Whether we like it or not, the reality is that public consultation has never been more important and is certainly here to stay. Conducting a successful consultation depends on managing the process as effectively as possible and choosing the most appropriate approach and dialogue methods, which often means using a blended approach of both qualitative and quantitative methods.

Yet organisations often lean towards a quantitative approach when reporting consultations. Statistical data clearly illustrates whether a person is in favour, or not, of a particular proposal. Quantitative information will therefore always form the backbone of any public consultation, as it can easily be managed in large volumes and is relatively straightforward to reference when reporting findings.

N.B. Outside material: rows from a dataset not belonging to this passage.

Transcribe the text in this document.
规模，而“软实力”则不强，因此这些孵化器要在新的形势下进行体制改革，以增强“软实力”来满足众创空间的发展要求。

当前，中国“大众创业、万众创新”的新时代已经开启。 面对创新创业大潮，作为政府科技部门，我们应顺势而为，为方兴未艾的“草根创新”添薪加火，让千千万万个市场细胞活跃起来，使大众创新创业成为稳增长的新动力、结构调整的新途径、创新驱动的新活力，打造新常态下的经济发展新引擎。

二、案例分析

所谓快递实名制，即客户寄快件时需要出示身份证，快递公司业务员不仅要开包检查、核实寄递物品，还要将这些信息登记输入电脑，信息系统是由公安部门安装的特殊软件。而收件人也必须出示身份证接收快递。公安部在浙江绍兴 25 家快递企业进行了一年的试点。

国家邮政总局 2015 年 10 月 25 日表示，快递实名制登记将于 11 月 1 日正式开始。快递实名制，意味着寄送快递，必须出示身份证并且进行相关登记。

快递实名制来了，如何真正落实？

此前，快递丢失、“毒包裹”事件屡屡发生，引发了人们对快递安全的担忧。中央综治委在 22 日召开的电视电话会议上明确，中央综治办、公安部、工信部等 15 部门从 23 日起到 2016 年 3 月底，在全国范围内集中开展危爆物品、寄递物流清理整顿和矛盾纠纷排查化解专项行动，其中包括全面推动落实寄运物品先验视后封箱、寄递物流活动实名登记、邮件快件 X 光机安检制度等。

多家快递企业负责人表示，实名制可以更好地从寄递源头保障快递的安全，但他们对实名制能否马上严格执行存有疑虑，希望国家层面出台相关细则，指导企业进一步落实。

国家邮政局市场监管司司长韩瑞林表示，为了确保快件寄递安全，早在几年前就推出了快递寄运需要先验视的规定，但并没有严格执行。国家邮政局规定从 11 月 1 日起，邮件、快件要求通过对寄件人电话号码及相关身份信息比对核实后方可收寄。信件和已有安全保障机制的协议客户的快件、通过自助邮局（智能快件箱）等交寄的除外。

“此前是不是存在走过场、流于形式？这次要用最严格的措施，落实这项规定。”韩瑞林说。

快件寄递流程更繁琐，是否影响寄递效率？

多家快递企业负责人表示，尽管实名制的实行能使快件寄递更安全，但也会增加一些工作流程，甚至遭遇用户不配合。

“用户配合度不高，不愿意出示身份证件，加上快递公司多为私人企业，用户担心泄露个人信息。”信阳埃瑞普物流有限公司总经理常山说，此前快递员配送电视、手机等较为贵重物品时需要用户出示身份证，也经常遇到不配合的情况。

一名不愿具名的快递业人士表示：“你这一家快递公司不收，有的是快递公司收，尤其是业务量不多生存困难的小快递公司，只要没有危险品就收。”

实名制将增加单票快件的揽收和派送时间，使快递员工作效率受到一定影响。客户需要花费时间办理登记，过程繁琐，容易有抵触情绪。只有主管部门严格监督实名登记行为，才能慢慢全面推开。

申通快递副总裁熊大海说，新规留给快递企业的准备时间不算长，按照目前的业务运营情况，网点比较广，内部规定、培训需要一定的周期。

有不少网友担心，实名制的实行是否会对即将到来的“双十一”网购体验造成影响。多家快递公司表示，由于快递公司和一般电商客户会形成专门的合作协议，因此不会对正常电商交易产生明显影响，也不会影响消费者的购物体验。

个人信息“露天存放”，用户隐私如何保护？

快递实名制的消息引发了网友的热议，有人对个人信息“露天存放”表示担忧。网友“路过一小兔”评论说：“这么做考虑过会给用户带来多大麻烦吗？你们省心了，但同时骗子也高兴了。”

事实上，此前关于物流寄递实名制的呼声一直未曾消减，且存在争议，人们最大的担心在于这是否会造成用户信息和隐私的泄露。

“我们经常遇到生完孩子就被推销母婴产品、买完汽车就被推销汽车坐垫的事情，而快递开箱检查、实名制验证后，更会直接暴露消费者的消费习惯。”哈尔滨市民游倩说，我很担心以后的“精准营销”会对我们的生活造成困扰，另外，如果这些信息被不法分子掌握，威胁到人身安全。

However, the downside is that a quantitative approach doesn’t necessarily reflect the true opinions and views of the service user, as it doesn’t give them the opportunity to respond to the consultation questions in their own words. NVivo was developed to help provide a way of structuring qualitative data. Such information provides organisations with a valuable opportunity to really dig deep into their data, exploring issues, identifying emerging themes and making sense of unstructured information.

By being overwhelmed with qualitative data, or avoiding collecting it in the first place, important information can be lost. Exploring a rich data source enables public sector organisations to facilitate genuine (rather than tokenistic) discussion with their service users and with the wider public. It provides the ‘meat on the bones’ in terms of giving a fuller picture of what local people and communities are actually saying about services and gives organisations, like local councils, the opportunity to respond and act accordingly and to help build meaningful dialogue.

Ultimately, consultation data needs to be fit for purpose, stand up to scrutiny and support decision-making processes. Engagement and consultation teams must therefore evolve practices to report on both qualitative and quantitative findings. Only by drawing on the strengths of both approaches can Chief Officers and Elected Members make truly informed decisions relating to the provision of services to citizens and communities.